Pertanyaan di bawah ini sudah diajukan dua kali oleh sdr YW

@zaka , Pak Wir , dan saudara saudara lainnya :

menurut saudara sekalian , apakah skill/kompetensi/ilmu yang kita pelajari saat kuliah itu di pakai pada saat bekerja ???

Dan kompetensi / skill/ilmu apa sih yang di perlukan Waktu bekerja nanti ??

Terima kasih

Pertama kali membacanya, rasanya ini pertanyaannya tidak terlalu serius, selain itu karena jawabannya bisa sangat subyektif, maka sebelumnya aku biarkan saja.  Siapa tahu ada orang lain yang tertarik untuk menanggapinya.

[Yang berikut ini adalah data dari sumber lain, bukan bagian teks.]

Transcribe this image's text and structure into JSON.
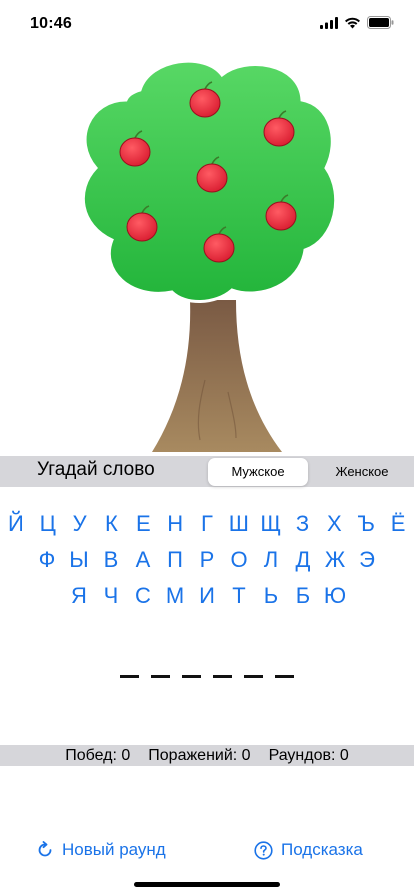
{
  "status": {
    "time": "10:46"
  },
  "toolbar": {
    "title": "Угадай слово",
    "segments": [
      "Мужское",
      "Женское"
    ]
  },
  "keyboard": {
    "rows": [
      [
        "Й",
        "Ц",
        "У",
        "К",
        "Е",
        "Н",
        "Г",
        "Ш",
        "Щ",
        "З",
        "Х",
        "Ъ",
        "Ё"
      ],
      [
        "Ф",
        "Ы",
        "В",
        "А",
        "П",
        "Р",
        "О",
        "Л",
        "Д",
        "Ж",
        "Э"
      ],
      [
        "Я",
        "Ч",
        "С",
        "М",
        "И",
        "Т",
        "Ь",
        "Б",
        "Ю"
      ]
    ]
  },
  "word": {
    "letters": [
      "_",
      "_",
      "_",
      "_",
      "_",
      "_"
    ]
  },
  "stats": {
    "wins": "Побед: 0",
    "losses": "Поражений: 0",
    "rounds": "Раундов: 0"
  },
  "actions": {
    "new_round": "Новый раунд",
    "hint": "Подсказка"
  },
  "colors": {
    "accent": "#1a73e8",
    "foliage": "#3cc84a",
    "trunk": "#8d6b4a",
    "apple": "#e8283b",
    "bar": "#d6d6da"
  },
  "tree": {
    "apples": 7
  }
}
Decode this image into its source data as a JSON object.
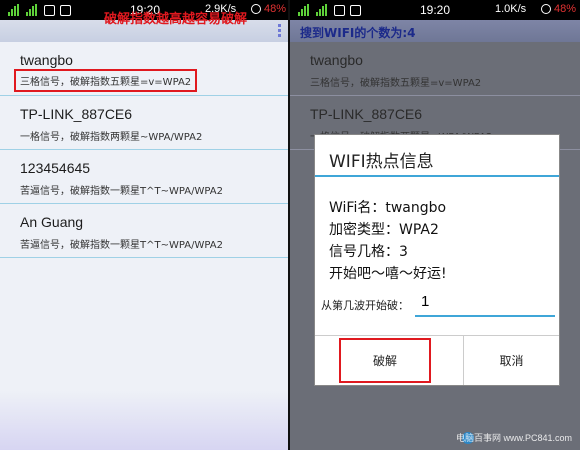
{
  "left": {
    "status": {
      "time": "19:20",
      "speed": "2.9K/s",
      "battery": "48%"
    },
    "annotation": "破解指数越高越容易破解",
    "networks": [
      {
        "ssid": "twangbo",
        "desc": "三格信号，破解指数五颗星=v=WPA2"
      },
      {
        "ssid": "TP-LINK_887CE6",
        "desc": "一格信号，破解指数两颗星~WPA/WPA2"
      },
      {
        "ssid": "123454645",
        "desc": "苦逼信号，破解指数一颗星T^T~WPA/WPA2"
      },
      {
        "ssid": "An Guang",
        "desc": "苦逼信号，破解指数一颗星T^T~WPA/WPA2"
      }
    ]
  },
  "right": {
    "status": {
      "time": "19:20",
      "speed": "1.0K/s",
      "battery": "48%"
    },
    "header": "搜到WIFI的个数为:4",
    "networks": [
      {
        "ssid": "twangbo",
        "desc": "三格信号，破解指数五颗星=v=WPA2"
      },
      {
        "ssid": "TP-LINK_887CE6",
        "desc": "一格信号，破解指数两颗星~WPA/WPA2"
      }
    ],
    "dialog": {
      "title": "WIFI热点信息",
      "wifi_name": "WiFi名：twangbo",
      "encryption": "加密类型：WPA2",
      "signal": "信号几格：3",
      "start": "开始吧～嘻～好运!",
      "field_label": "从第几波开始破：",
      "field_value": "1",
      "ok_label": "破解",
      "cancel_label": "取消"
    },
    "watermark": "电脑百事网 www.PC841.com"
  }
}
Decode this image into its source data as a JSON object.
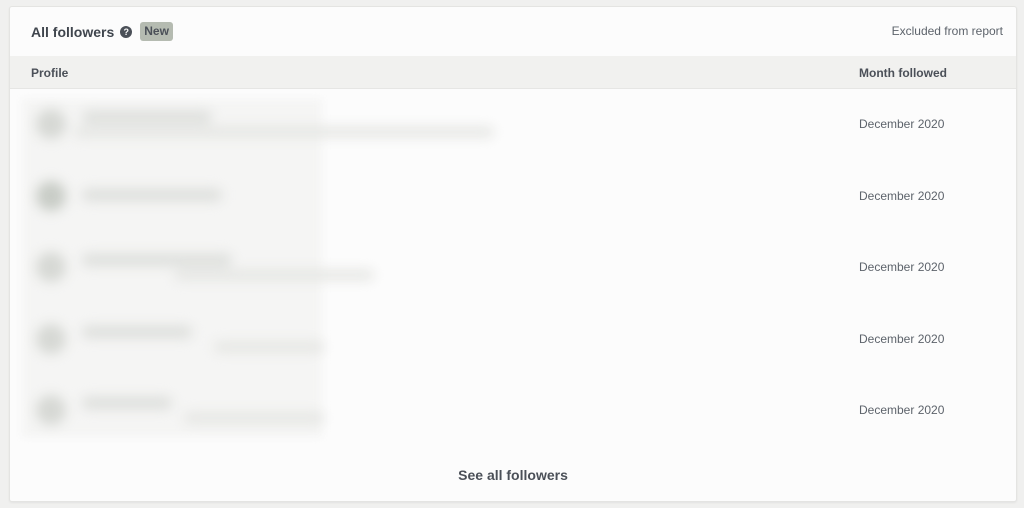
{
  "header": {
    "title": "All followers",
    "help_icon": "question-circle-icon",
    "badge": "New",
    "excluded_label": "Excluded from report"
  },
  "table": {
    "columns": [
      "Profile",
      "Month followed"
    ],
    "rows": [
      {
        "month": "December 2020"
      },
      {
        "month": "December 2020"
      },
      {
        "month": "December 2020"
      },
      {
        "month": "December 2020"
      },
      {
        "month": "December 2020"
      }
    ]
  },
  "footer": {
    "see_all_label": "See all followers"
  },
  "colors": {
    "badge_bg": "#b5bbb1",
    "header_bg": "#f1f1ef",
    "card_bg": "#fcfcfc",
    "text": "#4b5058"
  }
}
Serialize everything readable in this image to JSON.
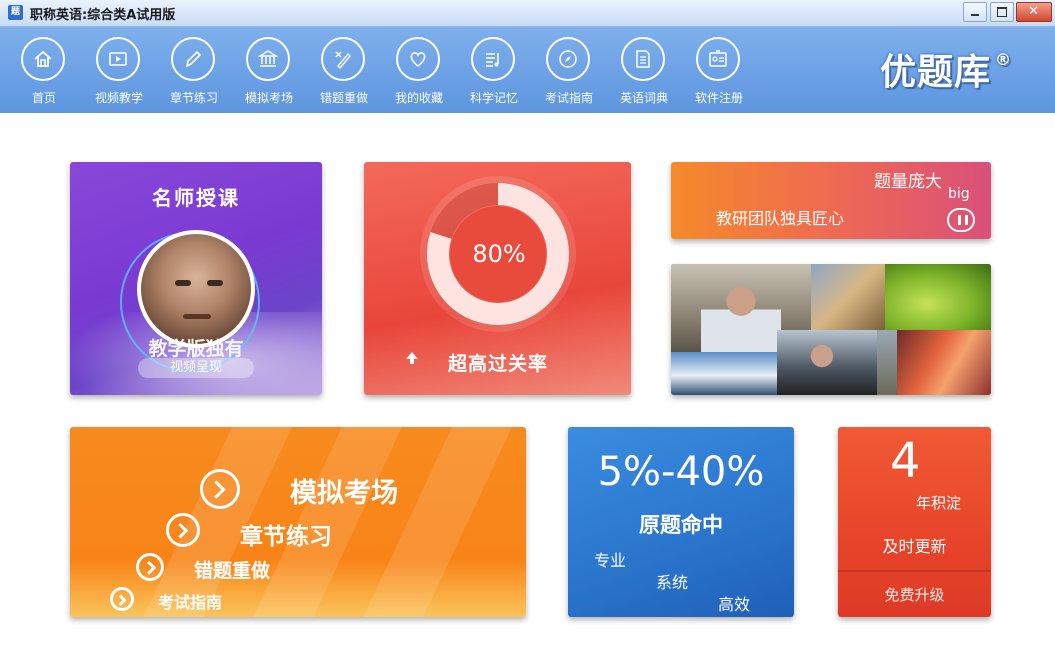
{
  "window": {
    "title": "职称英语:综合类A试用版",
    "app_icon_text": "题"
  },
  "nav": [
    {
      "label": "首页",
      "icon": "home-icon"
    },
    {
      "label": "视频教学",
      "icon": "video-icon"
    },
    {
      "label": "章节练习",
      "icon": "pencil-icon"
    },
    {
      "label": "模拟考场",
      "icon": "building-icon"
    },
    {
      "label": "错题重做",
      "icon": "wrong-answer-icon"
    },
    {
      "label": "我的收藏",
      "icon": "heart-icon"
    },
    {
      "label": "科学记忆",
      "icon": "list-icon"
    },
    {
      "label": "考试指南",
      "icon": "compass-icon"
    },
    {
      "label": "英语词典",
      "icon": "document-icon"
    },
    {
      "label": "软件注册",
      "icon": "id-card-icon"
    }
  ],
  "logo": {
    "text": "优题库",
    "mark": "®"
  },
  "tiles": {
    "teacher": {
      "title": "名师授课",
      "subtitle": "教学版独有",
      "pill": "视频呈现"
    },
    "pass_rate": {
      "percent_label": "80%",
      "percent": 80,
      "caption": "超高过关率"
    },
    "banner": {
      "line1": "题量庞大",
      "line1_suffix": "big",
      "line2": "教研团队独具匠心"
    },
    "practice": {
      "items": [
        "模拟考场",
        "章节练习",
        "错题重做",
        "考试指南"
      ]
    },
    "hit_rate": {
      "range": "5%-40%",
      "caption": "原题命中",
      "words": [
        "专业",
        "系统",
        "高效"
      ]
    },
    "update": {
      "number": "4",
      "unit": "年积淀",
      "line2": "及时更新",
      "line3": "免费升级"
    }
  }
}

Waktu berlalu, belum juga ada tanggapan dan pertanyaan yang sama diajukan lagi. Kasihan, oleh karena saya tergelitik untuk menanggapinya.

Sebagai seorang analisis (ini khan ciri-ciri introvert), maka pertanyaan di atas perlu dianalisis latar belakang penanyanya: “Mengapa sampai ada pertanyaan seperti di atas“.  Saya yakin semua pembaca tulisan ini adalah seorang yang pernah mengenyam bangku sekolah, sudah bekerja atau berencana untuk bekerja. Sedangkan yang bertanya di atas dapat dipastikan bahwa yang bersangkutan belum bekerja, masih sekolah (mahasiswa). Ini diyakini, karena jika sudah bekerja maka pertanyaan di atas tentu dapat langsung dijawab sendiri. Betul nggak ?

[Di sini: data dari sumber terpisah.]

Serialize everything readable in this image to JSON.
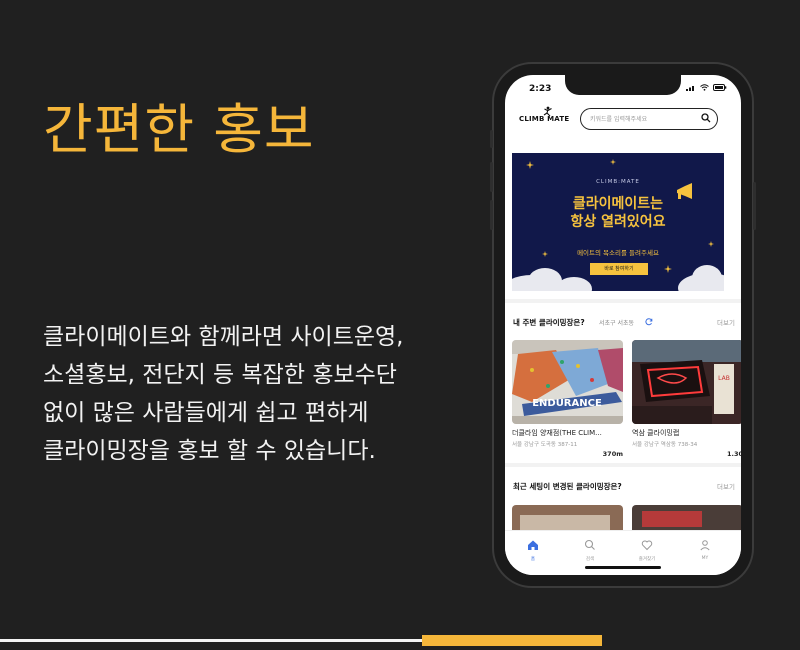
{
  "headline": "간편한 홍보",
  "description": [
    "클라이메이트와 함께라면 사이트운영,",
    "소셜홍보, 전단지 등 복잡한 홍보수단",
    "없이 많은 사람들에게 쉽고 편하게",
    "클라이밍장을 홍보 할 수 있습니다."
  ],
  "phone": {
    "time": "2:23",
    "logo": "CLIMB MATE",
    "search_placeholder": "키워드를 입력해주세요",
    "banner": {
      "brand": "CLIMB:MATE",
      "title_line1": "클라이메이트는",
      "title_line2": "항상 열려있어요",
      "subtitle": "메이트의 목소리를 들려주세요",
      "button": "바로 참여하기"
    },
    "nearby": {
      "title": "내 주변 클라이밍장은?",
      "location": "서초구 서초동",
      "more": "더보기",
      "gyms": [
        {
          "name": "더클라임 양재점(THE CLIM...",
          "addr": "서울 강남구 도곡동 387-11",
          "distance": "370m"
        },
        {
          "name": "역삼 클라이밍랩",
          "addr": "서울 강남구 역삼동 738-34",
          "distance": "1.30"
        }
      ]
    },
    "recent": {
      "title": "최근 세팅이 변경된 클라이밍장은?",
      "more": "더보기"
    },
    "tabs": [
      {
        "label": "홈",
        "icon": "home-icon"
      },
      {
        "label": "검색",
        "icon": "search-icon"
      },
      {
        "label": "즐겨찾기",
        "icon": "heart-icon"
      },
      {
        "label": "MY",
        "icon": "person-icon"
      }
    ],
    "colors": {
      "accent": "#3b6fe0",
      "banner_bg": "#11184a",
      "banner_text": "#f6c23e"
    }
  },
  "colors": {
    "headline": "#f5b63a",
    "background": "#202020"
  }
}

Sebagai seorang mahasiswa yang mengajukan pertanyaan di atas, maka diyakini yang bersangkutan sedang meragukan dengan apa yang dihadapi (dikerjakan). Biasanya ini terjadi jika yang bersangkutan tidak mendapatkan sesuatu yang memuaskan harapannya. Bisa-bisa dimulai dari mendapatkan nilai ujian yang dibawah standar, atau merasa sangat susah menempuh prestasi di sekolahnya. Sangat ngoyo begitu. Ngoyo adalah istilah dalam bahasa jawa yang menunjukkan bahwa yang bersangkutan telah berupaya dengan keras (sampai hampir kehabisan tenaga) tetapi hasilnya tidak maksimal.

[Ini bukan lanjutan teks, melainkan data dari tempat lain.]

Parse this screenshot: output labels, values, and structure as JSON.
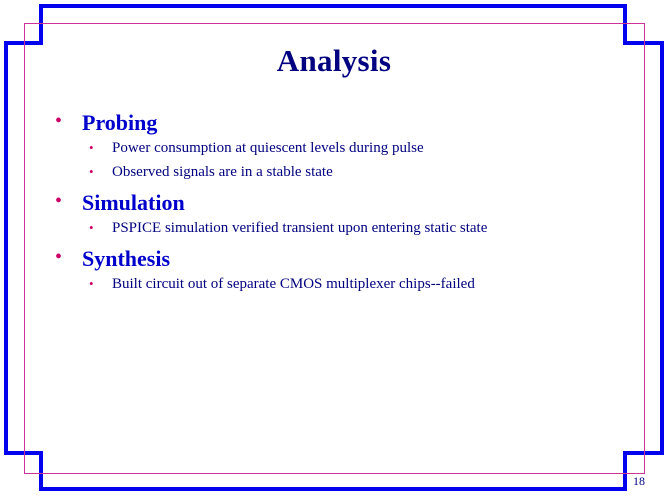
{
  "slide": {
    "title": "Analysis",
    "page_number": "18"
  },
  "bullets": [
    {
      "label": "Probing",
      "sub": [
        "Power consumption at quiescent levels during pulse",
        "Observed signals are in a stable state"
      ]
    },
    {
      "label": "Simulation",
      "sub": [
        "PSPICE simulation verified transient upon entering static state"
      ]
    },
    {
      "label": "Synthesis",
      "sub": [
        "Built circuit out of separate CMOS multiplexer chips--failed"
      ]
    }
  ],
  "colors": {
    "frame": "#0000ee",
    "inner_rule": "#cc3399",
    "title": "#000080",
    "heading": "#0000cc",
    "bullet": "#cc0066"
  }
}
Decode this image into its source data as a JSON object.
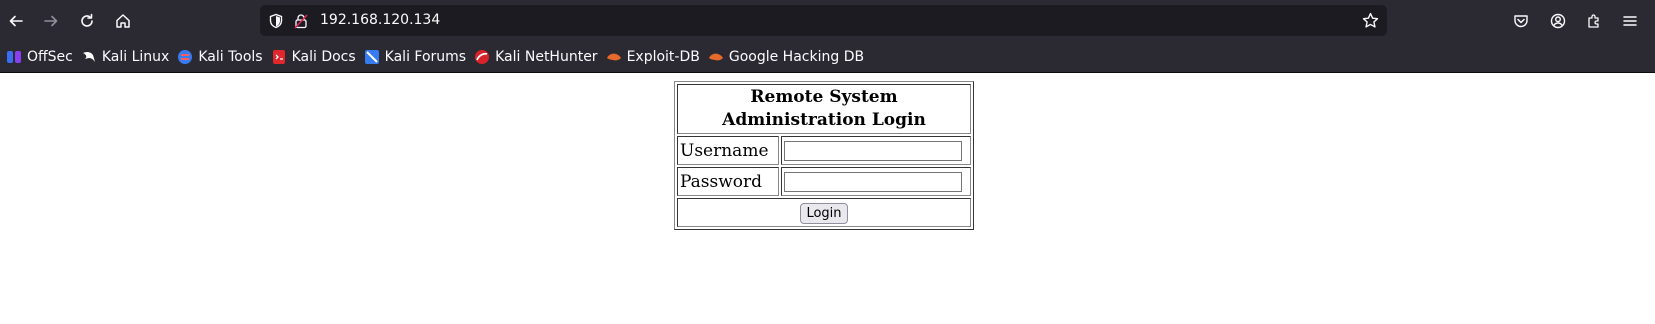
{
  "browser": {
    "url": "192.168.120.134",
    "bookmarks": [
      {
        "label": "OffSec",
        "icon": "offsec-icon"
      },
      {
        "label": "Kali Linux",
        "icon": "kali-dragon-icon"
      },
      {
        "label": "Kali Tools",
        "icon": "kali-tools-icon"
      },
      {
        "label": "Kali Docs",
        "icon": "kali-docs-icon"
      },
      {
        "label": "Kali Forums",
        "icon": "kali-forums-icon"
      },
      {
        "label": "Kali NetHunter",
        "icon": "kali-nethunter-icon"
      },
      {
        "label": "Exploit-DB",
        "icon": "exploit-db-icon"
      },
      {
        "label": "Google Hacking DB",
        "icon": "ghdb-icon"
      }
    ]
  },
  "page": {
    "title": "Remote System Administration Login",
    "username_label": "Username",
    "password_label": "Password",
    "username_value": "",
    "password_value": "",
    "login_button": "Login"
  }
}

Karena tidak menikmati masa-masa sekolah (menjadi mahasiswa) dan menggeluti perkuliahan, maka saya yakin ada pertanyaan di hatinya “apakah masa-masa tersebut dapat diakhiri”. Ketika pertanyaan tersebut diajukan, saya yakin dia juga sadar, jika putus sekolah bagaimana nanti kerjanya. Takut jadi pengangguran.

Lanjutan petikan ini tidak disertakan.